Explaining the science
At the Turing we place special emphasis on combining conventional models with deep generative models. This enables us develop data generation processes that are not just accurate but also efficient and explainable.
Among other models, we develop generative adversarial networks, variational autoencoders, recurrent neural networks, and autoregressive models to different structured data formats like cross-sectional, time-series, and graph data.
Many SDGs can also be made private using differential private mechanisms at the optimisation and model parameter level. Unlike de-identification methods like data masking, shuffling, and encryption, SDG's do not leave a lot of scope for adversaries to recover personal information.
SDGs use algorithms that preserves the original data’s statistical features while producing new data points without the 1-to-1 matching that is seen with de-identification methods.
Regardless of function and purpose, a synthetic data generation system includes the pre-processing of data, the development of synthesisers, and a feedback mechanism in the form of utility, similarity, and privacy measures. It is our opinion that the pipeline should be considered in its entirety to identify the best models, model parameters, and evaluation metrics.
SDGs are an emerging concept and user acceptance is low even though it has shown numerous quantifiable benefits. This project aims to increase industry adoption using ground-breaking research coming from within the Turing network.
Anonymisation and data generation methods can be costly. This project seeks to lower the barrier of entry both in terms of cost and usability to further advance industry adoption.

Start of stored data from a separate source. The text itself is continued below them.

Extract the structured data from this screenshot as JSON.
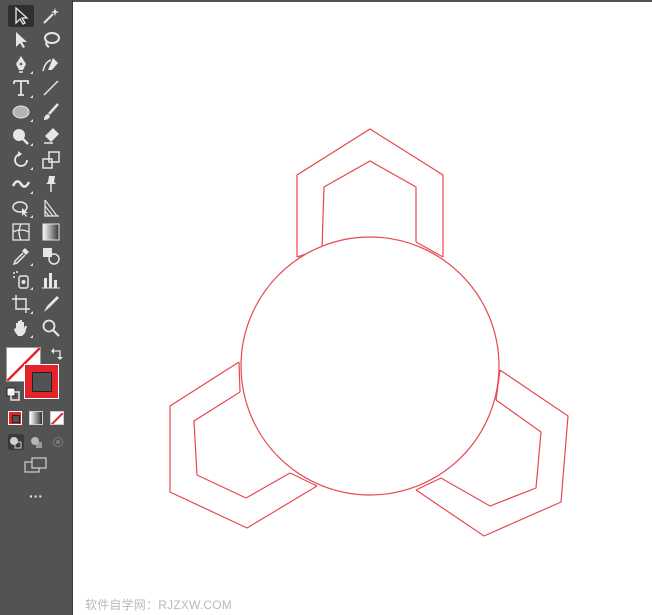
{
  "toolbar": {
    "tools": [
      {
        "icon": "selection-icon",
        "active": true
      },
      {
        "icon": "magic-wand-icon"
      },
      {
        "icon": "direct-selection-icon"
      },
      {
        "icon": "lasso-icon"
      },
      {
        "icon": "pen-icon"
      },
      {
        "icon": "curvature-icon"
      },
      {
        "icon": "type-icon"
      },
      {
        "icon": "line-segment-icon"
      },
      {
        "icon": "ellipse-icon"
      },
      {
        "icon": "paintbrush-icon"
      },
      {
        "icon": "shaper-icon"
      },
      {
        "icon": "eraser-icon"
      },
      {
        "icon": "rotate-icon"
      },
      {
        "icon": "scale-icon"
      },
      {
        "icon": "warp-icon"
      },
      {
        "icon": "puppet-warp-icon"
      },
      {
        "icon": "shape-builder-icon"
      },
      {
        "icon": "perspective-grid-icon"
      },
      {
        "icon": "mesh-icon"
      },
      {
        "icon": "gradient-icon"
      },
      {
        "icon": "eyedropper-icon"
      },
      {
        "icon": "blend-icon"
      },
      {
        "icon": "symbol-sprayer-icon"
      },
      {
        "icon": "column-graph-icon"
      },
      {
        "icon": "artboard-icon"
      },
      {
        "icon": "slice-icon"
      },
      {
        "icon": "hand-icon"
      },
      {
        "icon": "zoom-icon"
      }
    ],
    "fill_stroke": {
      "fill_color": "#ffffff",
      "stroke_color": "#e5232b",
      "swap_icon": "swap-fill-stroke-icon",
      "default_icon": "default-fill-stroke-icon"
    },
    "color_modes": [
      "color-icon",
      "gradient-mode-icon",
      "none-icon"
    ],
    "draw_modes": [
      "draw-normal-icon",
      "draw-behind-icon",
      "draw-inside-icon"
    ],
    "screen_mode_icon": "change-screen-mode-icon",
    "more_label": "···"
  },
  "artwork": {
    "stroke_color": "#e8474f",
    "shapes": [
      "hexagon-top",
      "hexagon-left",
      "hexagon-right",
      "center-circle"
    ]
  },
  "watermark": "软件自学网：RJZXW.COM",
  "colors": {
    "toolbar_bg": "#535353",
    "canvas_bg": "#ffffff",
    "accent_red": "#e5232b"
  }
}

Datasets are often stored in silos spread across organisations and are not easy to share with outside entities (e.g. academic community) or with different departments within organisations. The roadblocks for that sharing are privacy constraints and regulatory requirements. It is therefore critical to investigate methods for synthesising datasets that mirror the properties of the original data.
- Develop state of the art data generators for both structured and unstructured data sets.
- Develop metrics for evaluating the utility, similarity, and privacy of synthetic data sets across multiple use cases.
- Provide methodologies for assessing the utility and privacy trade-offs
- Enable data sharing between organisations and different departments within an organisation.
- Establish systems to train and validate machine learning models under adversarial scenarios.
- Communicate the benefits of data generators and reduce the overall barrier of entry.
The Turing Institute is in the process of partnering with a number of institutions to develop generative models. Collaborating with a wide range of partners would enable us to develop and validate SDGs on common industry problems, which will allow us to compare and promote the best solutions.
Among other benefits, synthetic data helps users to share data with others, use data in unsafe environments, validate models, increase data size, and fix structural deficiencies in data.
Synthetic data can be shared between companies, departments and research units for synergistic benefits.
By using synthetic data, organisations can store the relationships and statistical patterns of their data, without having to store individual level data.
The data can be used in unsafe environments to test systems, validate models, or develop applications and dashboards.
Samples can be generated for several extreme scenarios that could be rare to find in current datasets and could help to rebalance the data, leading to improved prediction models.
Instead of looking backwards at historical data, organisations can simulate customer level transactions using conditional sequential generative models which would ordinarily not be allowed without user consent due to GDPR.
Synthetic data can be used to train data-hungry algorithms in small-data environments, or for data sets with severe imbalances. It can also be used to train and validate machine learning models under adversarial scenarios.